Hypothetical "warm spare" setup using only XMLRPC sync (pfSync turned off)
-
I have a few office locations that have WAN configurations that are not suitable for traditional CARP protocol that would be used for automatic failover. Specifically, I have one location that gets a single WAN IP address via DHCP (and both DHCP on WAN and a single IP address on WAN are not really suitable for CARP), and I have another location that uses a PPPoE link. I am currently running "cold spare" routers in these locations (a backup router that is preconfigured. Just power on and move cables to cold spare).
The big downside of the cold spare setup is that it is a management pain in the neck to keep the cold spare's configuration up to date with the production router's configuration.
In a normal CARP/HA cluster you'd have two routers running at all times, with the backup router receiving state tables and configuration changes from the primary router. Both routers would have physical connections to WAN and LAN networks, obviously, so that failover would be swift and automatic.
Hypothetically, let's say I setup a backup router as a 'warm spare' by configuring an interface for sync between the two, as you would with a normal HA cluster. The primary router would be physically wired up normally. The backup router would have no physical connections, other than the connection between the backup router's sync interface and the primary router's sync interface. In HA settings on the primary and backup, don't bother turning on pfSync. However, do go ahead and setup XMLRPC sync on the primary only.
(Side note, since I am dealing with DHCP on WAN in these locations, I would have the backup router clone the mac address on the WAN port, at least, of the primary router's WAN port, just to avoid any DHCP issues with it seeing a new mac address. Might not cause a problem, but don't care to find out in a failover situation.)

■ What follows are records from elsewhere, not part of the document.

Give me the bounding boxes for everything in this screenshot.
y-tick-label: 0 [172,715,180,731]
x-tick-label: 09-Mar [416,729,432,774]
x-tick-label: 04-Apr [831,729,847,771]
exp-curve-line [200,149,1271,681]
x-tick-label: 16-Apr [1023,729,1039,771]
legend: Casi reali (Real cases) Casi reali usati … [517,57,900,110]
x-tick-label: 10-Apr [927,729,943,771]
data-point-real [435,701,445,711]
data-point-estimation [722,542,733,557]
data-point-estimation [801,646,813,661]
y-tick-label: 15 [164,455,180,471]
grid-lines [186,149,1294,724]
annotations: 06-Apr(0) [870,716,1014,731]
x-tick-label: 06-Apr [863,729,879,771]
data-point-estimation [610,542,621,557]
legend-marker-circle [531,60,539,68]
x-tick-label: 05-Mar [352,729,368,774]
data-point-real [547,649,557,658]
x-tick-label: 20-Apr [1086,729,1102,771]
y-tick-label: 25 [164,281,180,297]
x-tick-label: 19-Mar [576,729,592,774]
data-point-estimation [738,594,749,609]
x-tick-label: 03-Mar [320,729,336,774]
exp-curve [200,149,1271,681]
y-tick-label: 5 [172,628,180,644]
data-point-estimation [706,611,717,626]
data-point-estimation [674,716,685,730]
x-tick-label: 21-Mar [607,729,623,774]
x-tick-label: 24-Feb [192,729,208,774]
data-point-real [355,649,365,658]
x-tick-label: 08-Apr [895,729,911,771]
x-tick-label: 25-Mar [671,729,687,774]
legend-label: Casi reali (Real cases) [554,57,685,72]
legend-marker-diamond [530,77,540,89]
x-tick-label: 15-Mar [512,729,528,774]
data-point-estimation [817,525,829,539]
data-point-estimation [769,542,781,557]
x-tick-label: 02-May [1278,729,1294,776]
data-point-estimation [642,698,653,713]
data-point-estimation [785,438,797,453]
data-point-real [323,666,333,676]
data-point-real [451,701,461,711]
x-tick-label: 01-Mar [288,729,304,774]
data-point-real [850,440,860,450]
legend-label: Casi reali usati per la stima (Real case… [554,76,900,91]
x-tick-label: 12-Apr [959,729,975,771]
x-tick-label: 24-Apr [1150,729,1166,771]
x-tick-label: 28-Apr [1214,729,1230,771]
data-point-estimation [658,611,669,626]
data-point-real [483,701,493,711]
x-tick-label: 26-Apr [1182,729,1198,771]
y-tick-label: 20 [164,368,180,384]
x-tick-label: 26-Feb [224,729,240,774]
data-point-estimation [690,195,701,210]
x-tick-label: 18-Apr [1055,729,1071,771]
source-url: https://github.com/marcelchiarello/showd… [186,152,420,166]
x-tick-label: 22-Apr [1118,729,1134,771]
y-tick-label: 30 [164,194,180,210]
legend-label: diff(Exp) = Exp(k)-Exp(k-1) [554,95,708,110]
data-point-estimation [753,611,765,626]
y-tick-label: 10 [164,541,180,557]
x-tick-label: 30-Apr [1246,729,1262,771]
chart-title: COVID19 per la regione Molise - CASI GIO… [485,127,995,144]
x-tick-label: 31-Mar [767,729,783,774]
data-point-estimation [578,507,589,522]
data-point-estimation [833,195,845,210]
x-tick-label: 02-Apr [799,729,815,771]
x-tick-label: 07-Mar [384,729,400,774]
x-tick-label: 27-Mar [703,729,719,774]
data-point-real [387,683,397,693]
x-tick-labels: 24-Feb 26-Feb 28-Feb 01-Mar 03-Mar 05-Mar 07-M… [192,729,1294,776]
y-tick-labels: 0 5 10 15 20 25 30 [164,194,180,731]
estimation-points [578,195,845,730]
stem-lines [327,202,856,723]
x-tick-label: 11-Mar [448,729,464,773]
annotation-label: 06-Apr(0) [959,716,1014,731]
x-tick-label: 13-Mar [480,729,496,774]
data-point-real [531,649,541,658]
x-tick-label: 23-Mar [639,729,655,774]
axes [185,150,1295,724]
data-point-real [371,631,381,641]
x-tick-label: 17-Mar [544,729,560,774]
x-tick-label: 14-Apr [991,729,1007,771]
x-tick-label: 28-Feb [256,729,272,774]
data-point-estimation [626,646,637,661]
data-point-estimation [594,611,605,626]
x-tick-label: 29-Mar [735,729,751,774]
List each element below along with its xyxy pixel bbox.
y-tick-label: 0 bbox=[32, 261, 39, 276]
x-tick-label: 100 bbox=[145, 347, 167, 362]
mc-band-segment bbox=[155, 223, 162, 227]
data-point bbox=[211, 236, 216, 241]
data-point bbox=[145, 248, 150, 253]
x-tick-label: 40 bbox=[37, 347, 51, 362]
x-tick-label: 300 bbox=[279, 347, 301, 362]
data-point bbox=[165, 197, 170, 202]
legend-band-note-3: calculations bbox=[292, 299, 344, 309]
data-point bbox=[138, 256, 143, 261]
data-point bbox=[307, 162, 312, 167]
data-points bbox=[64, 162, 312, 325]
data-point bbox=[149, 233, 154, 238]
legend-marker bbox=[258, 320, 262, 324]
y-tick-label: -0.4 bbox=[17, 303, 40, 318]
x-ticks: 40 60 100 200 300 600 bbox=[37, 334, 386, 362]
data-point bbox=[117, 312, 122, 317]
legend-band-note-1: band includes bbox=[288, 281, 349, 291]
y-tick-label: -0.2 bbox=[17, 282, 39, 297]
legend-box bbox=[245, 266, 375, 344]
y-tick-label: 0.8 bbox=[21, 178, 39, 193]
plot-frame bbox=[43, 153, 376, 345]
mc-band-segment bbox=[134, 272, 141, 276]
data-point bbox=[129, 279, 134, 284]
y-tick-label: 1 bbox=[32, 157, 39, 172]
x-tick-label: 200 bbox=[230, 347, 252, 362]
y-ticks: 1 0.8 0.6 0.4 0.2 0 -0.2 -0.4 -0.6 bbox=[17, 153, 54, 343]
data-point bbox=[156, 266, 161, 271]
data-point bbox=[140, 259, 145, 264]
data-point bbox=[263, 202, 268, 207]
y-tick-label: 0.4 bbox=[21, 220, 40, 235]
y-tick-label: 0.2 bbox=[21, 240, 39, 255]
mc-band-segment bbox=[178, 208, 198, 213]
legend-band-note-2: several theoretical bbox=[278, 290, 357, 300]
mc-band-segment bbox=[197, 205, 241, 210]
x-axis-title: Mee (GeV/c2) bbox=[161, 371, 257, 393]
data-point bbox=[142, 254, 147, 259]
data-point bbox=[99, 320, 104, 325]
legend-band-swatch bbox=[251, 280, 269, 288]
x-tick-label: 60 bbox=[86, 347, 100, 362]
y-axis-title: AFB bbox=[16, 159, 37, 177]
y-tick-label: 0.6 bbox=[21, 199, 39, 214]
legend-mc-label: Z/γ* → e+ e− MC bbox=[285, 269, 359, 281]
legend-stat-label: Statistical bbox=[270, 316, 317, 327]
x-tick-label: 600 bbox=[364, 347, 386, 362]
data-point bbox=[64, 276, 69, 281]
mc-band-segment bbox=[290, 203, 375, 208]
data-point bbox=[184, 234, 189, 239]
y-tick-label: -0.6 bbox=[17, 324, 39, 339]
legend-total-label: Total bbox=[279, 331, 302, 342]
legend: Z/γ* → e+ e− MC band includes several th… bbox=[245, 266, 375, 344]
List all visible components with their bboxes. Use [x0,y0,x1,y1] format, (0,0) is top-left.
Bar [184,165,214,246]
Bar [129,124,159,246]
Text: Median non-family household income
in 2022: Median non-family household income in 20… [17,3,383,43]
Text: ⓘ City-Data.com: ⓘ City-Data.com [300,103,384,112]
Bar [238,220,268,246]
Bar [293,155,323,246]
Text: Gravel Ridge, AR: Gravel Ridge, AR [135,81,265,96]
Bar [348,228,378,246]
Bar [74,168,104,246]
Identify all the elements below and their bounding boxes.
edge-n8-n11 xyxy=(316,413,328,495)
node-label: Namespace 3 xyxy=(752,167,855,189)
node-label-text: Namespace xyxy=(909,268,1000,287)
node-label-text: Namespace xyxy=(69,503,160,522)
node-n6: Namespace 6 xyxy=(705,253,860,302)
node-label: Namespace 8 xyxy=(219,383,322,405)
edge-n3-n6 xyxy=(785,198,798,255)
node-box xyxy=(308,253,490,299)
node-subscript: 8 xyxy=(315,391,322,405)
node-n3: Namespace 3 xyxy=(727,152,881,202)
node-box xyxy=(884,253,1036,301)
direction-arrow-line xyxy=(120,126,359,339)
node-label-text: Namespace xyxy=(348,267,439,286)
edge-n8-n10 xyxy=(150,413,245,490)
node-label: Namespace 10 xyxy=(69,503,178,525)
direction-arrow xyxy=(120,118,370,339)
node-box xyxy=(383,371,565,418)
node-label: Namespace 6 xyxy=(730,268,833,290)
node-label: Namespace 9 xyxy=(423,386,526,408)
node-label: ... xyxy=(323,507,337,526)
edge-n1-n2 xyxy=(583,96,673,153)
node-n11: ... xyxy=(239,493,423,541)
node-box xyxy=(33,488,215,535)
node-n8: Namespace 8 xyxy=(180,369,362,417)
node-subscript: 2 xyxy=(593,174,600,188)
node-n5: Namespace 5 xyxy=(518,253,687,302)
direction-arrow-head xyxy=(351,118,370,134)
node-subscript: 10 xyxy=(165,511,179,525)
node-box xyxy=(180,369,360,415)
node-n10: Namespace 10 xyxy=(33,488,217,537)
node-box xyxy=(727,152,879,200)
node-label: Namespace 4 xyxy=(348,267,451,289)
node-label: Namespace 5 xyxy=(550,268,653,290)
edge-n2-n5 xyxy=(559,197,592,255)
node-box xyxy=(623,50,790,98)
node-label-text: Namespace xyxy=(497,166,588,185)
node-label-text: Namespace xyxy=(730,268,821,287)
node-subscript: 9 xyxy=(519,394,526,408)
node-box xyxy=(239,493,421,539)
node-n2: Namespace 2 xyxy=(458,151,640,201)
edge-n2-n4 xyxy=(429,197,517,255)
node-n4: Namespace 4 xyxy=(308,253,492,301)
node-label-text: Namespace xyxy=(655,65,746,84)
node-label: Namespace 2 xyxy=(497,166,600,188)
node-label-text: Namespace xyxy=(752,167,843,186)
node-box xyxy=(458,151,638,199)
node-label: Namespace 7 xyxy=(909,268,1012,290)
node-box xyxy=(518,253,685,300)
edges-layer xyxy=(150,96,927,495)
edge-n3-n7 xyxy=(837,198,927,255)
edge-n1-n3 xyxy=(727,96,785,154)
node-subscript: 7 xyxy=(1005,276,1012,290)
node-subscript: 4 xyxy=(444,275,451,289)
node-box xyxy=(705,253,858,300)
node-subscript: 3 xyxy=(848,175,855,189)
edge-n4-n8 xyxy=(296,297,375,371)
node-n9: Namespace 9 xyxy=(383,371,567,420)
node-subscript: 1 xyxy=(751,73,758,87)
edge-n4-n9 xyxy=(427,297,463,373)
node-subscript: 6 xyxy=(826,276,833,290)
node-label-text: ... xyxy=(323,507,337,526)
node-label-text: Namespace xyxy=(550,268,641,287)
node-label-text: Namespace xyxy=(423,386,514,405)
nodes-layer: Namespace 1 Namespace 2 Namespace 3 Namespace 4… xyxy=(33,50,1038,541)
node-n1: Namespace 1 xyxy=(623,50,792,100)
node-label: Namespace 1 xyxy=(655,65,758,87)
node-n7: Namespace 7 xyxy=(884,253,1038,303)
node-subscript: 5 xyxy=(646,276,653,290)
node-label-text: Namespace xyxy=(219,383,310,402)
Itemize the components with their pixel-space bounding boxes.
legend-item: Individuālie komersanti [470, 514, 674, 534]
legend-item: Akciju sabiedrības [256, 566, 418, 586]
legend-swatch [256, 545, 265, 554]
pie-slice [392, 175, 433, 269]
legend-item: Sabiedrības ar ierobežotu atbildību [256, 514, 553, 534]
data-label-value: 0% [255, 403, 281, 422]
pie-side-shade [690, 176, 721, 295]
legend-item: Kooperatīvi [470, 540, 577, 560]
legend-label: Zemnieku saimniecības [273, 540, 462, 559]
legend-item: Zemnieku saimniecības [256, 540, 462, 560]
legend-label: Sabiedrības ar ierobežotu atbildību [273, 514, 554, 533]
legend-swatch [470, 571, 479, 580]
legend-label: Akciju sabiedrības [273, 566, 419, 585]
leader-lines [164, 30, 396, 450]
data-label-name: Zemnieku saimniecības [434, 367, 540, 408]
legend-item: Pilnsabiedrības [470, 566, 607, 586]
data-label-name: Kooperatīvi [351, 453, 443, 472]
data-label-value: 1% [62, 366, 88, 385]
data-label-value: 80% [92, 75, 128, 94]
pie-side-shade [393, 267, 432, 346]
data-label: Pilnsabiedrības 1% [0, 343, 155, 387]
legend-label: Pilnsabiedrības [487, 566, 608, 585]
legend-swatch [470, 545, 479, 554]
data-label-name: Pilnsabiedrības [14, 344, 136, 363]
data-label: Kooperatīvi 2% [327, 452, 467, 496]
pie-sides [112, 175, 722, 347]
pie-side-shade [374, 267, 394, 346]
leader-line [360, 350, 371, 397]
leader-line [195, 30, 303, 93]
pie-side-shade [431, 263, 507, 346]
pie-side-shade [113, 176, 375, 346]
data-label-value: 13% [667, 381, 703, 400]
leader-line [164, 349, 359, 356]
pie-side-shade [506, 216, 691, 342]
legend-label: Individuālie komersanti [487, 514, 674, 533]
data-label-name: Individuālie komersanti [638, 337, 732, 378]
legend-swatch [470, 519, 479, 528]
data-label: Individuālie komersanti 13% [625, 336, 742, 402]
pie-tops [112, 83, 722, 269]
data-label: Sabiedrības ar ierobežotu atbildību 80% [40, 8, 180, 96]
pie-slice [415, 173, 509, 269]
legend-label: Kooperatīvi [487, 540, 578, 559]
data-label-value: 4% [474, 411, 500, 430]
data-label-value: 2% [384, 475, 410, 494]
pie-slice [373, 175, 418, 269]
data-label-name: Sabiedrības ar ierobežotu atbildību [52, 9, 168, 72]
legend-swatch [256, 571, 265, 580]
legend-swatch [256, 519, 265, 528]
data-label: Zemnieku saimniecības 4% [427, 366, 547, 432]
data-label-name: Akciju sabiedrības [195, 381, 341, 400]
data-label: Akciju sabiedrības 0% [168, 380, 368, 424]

In theory, this would synchronize the configuration from the primary to the backup automatically. If the primary ever failed, all I would need is one staff member on site to move cables from the failed primary to the same ports on the secondary to restore function. States would not come over, but the manual moving of cables is slow enough to effectively kill all existing states anyway, so it's not relevant and is simply a limitation that will have to be accepted.
Has anyone ever tried this type of configuration, and does it work?